Malian writer (born 1977)

Fatoumata Keïta (born 1977), also known as Fatim Keïta, is a Malian writer of novels, poetry, and essays. Her work deals with contemporary Malian society, both urban and rural.

== Early life and education ==
Keïta was born in 1977 in Baguinéda, near Bamako, Mali. She was one of five children. At the age of 12, she was forced to leave her parents' home to live in Figuira, her father's native village, in Mandé, and then she was sent to live with a host family in Kayes. She worked selling fresh water at the station every night.

She was later able to continue her studies, obtaining a master's degree in social anthropology from the University of Bamako and a master of advanced studies degree in socioeconomics of development from Mandé Bukari University in Bamako.

== Career ==
Keïta's first job after graduating with her master of advanced studies was editing radio scripts for USAID/PHARE.
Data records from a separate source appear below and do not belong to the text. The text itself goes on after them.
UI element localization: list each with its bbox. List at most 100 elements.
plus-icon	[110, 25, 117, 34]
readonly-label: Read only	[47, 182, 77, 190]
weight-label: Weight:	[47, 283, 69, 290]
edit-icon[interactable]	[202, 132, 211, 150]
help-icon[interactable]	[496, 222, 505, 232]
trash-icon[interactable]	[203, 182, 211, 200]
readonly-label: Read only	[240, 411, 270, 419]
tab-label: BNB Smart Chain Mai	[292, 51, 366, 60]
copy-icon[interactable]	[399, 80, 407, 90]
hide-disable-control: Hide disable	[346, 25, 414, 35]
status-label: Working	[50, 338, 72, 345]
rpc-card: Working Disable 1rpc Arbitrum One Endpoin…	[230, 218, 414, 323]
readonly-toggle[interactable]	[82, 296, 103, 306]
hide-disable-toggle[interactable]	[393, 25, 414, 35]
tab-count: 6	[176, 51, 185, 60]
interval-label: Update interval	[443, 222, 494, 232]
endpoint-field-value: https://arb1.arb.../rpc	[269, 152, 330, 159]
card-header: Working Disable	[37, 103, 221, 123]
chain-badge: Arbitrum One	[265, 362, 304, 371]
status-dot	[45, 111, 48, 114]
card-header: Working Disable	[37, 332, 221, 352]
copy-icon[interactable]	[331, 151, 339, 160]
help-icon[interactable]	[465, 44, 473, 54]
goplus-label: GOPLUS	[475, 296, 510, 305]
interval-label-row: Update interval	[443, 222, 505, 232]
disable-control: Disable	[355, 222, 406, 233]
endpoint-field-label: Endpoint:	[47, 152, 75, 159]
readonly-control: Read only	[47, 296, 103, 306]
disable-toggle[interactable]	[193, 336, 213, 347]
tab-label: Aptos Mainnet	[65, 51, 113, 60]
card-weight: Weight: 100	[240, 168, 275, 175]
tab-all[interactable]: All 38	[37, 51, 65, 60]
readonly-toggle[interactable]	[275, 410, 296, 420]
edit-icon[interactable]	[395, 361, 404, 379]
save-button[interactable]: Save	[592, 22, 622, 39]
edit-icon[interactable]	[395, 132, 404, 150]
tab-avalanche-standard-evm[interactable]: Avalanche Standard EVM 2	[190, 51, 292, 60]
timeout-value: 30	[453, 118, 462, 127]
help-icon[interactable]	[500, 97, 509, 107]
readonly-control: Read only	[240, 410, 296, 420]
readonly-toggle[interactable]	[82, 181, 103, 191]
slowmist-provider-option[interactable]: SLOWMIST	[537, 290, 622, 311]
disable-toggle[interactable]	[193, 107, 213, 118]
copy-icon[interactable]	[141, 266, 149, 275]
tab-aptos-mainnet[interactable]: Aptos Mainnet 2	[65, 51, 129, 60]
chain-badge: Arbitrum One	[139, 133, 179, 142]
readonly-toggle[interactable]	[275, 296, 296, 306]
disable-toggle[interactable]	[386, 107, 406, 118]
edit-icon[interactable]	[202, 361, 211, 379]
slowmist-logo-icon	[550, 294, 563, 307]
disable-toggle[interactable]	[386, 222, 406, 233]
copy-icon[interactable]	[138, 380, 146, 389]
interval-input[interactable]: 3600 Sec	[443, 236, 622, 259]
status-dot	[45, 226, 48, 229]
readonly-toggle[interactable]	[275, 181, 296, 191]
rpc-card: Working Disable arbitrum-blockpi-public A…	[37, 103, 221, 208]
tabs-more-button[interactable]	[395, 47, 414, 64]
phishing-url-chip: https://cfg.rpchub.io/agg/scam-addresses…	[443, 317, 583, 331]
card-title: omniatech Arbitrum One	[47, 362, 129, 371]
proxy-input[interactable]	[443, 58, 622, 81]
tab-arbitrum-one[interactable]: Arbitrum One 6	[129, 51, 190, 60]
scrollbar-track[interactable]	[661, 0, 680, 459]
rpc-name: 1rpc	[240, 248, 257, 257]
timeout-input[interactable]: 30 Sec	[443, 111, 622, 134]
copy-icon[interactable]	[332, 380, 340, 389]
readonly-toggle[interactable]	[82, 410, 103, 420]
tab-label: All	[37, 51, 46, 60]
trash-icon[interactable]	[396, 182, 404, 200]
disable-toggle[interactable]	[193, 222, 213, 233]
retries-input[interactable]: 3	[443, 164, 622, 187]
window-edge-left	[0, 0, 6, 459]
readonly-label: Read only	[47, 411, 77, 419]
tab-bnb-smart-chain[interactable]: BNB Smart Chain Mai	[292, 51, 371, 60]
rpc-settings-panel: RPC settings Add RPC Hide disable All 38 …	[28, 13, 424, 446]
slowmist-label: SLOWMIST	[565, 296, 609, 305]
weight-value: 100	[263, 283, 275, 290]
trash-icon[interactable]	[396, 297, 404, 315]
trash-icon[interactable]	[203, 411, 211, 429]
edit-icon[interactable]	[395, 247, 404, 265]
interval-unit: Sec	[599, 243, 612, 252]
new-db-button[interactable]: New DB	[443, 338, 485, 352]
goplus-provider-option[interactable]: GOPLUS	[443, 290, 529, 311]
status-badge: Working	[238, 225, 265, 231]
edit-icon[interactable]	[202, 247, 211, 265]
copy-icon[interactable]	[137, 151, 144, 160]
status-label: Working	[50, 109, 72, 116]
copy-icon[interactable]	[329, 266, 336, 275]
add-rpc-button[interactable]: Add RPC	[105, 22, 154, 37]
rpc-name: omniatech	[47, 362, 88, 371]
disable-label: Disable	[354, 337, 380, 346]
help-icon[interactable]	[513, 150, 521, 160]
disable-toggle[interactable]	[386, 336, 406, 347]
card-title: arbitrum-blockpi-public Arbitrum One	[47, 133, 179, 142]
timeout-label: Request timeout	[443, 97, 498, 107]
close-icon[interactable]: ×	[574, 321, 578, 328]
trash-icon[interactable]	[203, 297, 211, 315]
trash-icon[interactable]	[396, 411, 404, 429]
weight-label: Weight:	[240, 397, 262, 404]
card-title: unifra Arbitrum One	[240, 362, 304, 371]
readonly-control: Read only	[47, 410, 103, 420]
She also began writing, producing poetry, novels, and essays. Her first work was Polygamie, gangrène du peuple ("Polygamy, Gangrene of the People"), published in 1998 by Nouvelles Éditions Africaines in an anthology that collected works by young West African writers. She went on to produce a collection of short stories, Les Ombres du passé ("The Shadows of the Past"), as well as a poetry collection, À toutes les muses ("To All the Muses"), and some of her poems were set to music by Aba Diop. In 2014, Keïta's essay Crise sécuritaire et violences au Nord du Mali ("Security Crisis and Violence in Northern Mali") was published by Éditions La Sahélienne.

She is also the author of a trilogy of romance novels, starting in 2013 with Sous fer, which won the Massa Makan Diabaté Prize in 2015, followed by the sequels Quand les cauris se taisent and Les Mamelles de l’amour.

In 2016, Keïta released a travel book, J’aimais cet homme qui chantait le fleuve, which combines her poetry with photos of the Niger River taken by Michel Calzat. Her multivolume poetry collection Ce n’est jamais fini was nominated for the 2022 Pan African Writers' Association Poetry Prize.

Her work deals with contemporary Malian society, both in rural Mandé areas and in urban Bamako, including female genital mutilation, polygamy, levirate marriage, etc. Though she writes in French, her writing often incorporates Malinké expressions.